Forum Discussion
The numbers and conditions that favor one or the other change daily and from situation to situation. What is not changing is that it’s all trending in the direction of solar and away from generators.
I own both, have for years. I have a 5500 watt generator for emergency power at the sticks ’n’ bricks. I had a 2000 watt inverter generator for several years until it sprang internal fuel leaks and became both unusable and unrepairable on a camping trip. I have built 3 entire camping/home solar rigs and currently have one running a household refrigerator in an outbuilding and another for boondocking in the RV. The latter features a 400 watt solar panel and a 314 amp-hour Lithium Iron Phosphate (LiFePO4) battery, 2200 watt pure sine inverter, and 40 amp charge controller, which is enough power for everything except the AC for indefinite stays in the wild as long as we get a sunny day once a week or so.
My experience has been that on a cloudy/rainy day, you get about 1/10the the output from solar that you get on a sunny day, and that a sunny day with no shade, you will get 4-5 times as many watt-hours as you have watt panels, thus my 400 watt panel will produce 1600-2000 watt-hours on a good day. And that’s enough to light up all the lights, fridge and furnace control boards and fans, phone/laptop/tablet chargers, microwave uses I go through on a daily basis. Your mileage may vary, but the silence, lack of exhaust smell and carbon monoxide, oil changes, etc. work for me.

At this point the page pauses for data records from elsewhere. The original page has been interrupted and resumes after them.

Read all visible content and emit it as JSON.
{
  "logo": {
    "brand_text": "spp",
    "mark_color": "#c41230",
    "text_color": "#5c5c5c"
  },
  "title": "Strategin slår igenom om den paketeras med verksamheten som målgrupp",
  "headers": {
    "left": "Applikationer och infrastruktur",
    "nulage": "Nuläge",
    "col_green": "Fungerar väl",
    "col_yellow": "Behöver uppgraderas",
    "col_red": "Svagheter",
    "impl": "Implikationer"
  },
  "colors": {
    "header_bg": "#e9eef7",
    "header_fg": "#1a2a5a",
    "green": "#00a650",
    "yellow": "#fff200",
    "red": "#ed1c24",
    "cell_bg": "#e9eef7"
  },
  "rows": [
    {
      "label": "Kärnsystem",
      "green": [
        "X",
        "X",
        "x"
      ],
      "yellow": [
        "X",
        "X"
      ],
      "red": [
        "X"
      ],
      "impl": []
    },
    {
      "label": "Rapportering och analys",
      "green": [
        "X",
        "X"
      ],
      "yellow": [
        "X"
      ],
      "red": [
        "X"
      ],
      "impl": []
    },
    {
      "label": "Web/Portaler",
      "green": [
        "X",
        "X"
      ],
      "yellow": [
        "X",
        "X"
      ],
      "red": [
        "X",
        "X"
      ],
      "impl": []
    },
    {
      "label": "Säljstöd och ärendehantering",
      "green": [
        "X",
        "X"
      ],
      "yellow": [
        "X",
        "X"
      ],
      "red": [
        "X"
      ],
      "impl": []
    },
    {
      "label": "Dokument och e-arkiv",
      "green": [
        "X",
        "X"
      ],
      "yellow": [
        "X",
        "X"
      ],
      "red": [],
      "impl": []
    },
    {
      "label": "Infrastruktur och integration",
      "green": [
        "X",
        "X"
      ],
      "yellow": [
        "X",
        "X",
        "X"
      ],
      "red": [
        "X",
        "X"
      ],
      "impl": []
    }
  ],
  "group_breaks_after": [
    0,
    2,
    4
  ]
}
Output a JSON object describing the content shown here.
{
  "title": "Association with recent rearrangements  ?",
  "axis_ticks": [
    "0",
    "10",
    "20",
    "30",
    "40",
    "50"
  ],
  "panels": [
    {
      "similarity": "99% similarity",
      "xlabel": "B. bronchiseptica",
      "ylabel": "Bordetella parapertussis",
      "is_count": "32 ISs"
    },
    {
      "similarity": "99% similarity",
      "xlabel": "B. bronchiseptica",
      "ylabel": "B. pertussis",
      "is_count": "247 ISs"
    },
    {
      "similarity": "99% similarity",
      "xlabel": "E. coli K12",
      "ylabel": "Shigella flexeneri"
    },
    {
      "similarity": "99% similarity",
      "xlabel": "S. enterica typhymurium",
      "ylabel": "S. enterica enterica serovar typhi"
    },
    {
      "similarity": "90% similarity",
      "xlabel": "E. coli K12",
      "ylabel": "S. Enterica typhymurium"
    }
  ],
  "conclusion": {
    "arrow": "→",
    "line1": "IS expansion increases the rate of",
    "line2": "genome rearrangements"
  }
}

The price of components, panels, controllers, inverters, and batteries has come down over the last 5 years to where solar is cheaper in the long run by far. The only advantage left for generators is space/weight for high capacity uses, such as running AC.
what panels are you using? some of the newer panels out in the last few years have exceptional shade preformance. I haven't had anything cut me down to 1/10 of my normal output, usaly I'll get maybe 1/5th if its dark overcast/rain, the kind you would turn your head lights on if you were driving. I haven't noticed shade make a lot of difference, but thats just because the sun goes directly over head for two or three hours and that lets in it and is enough for alsmost two days power usage.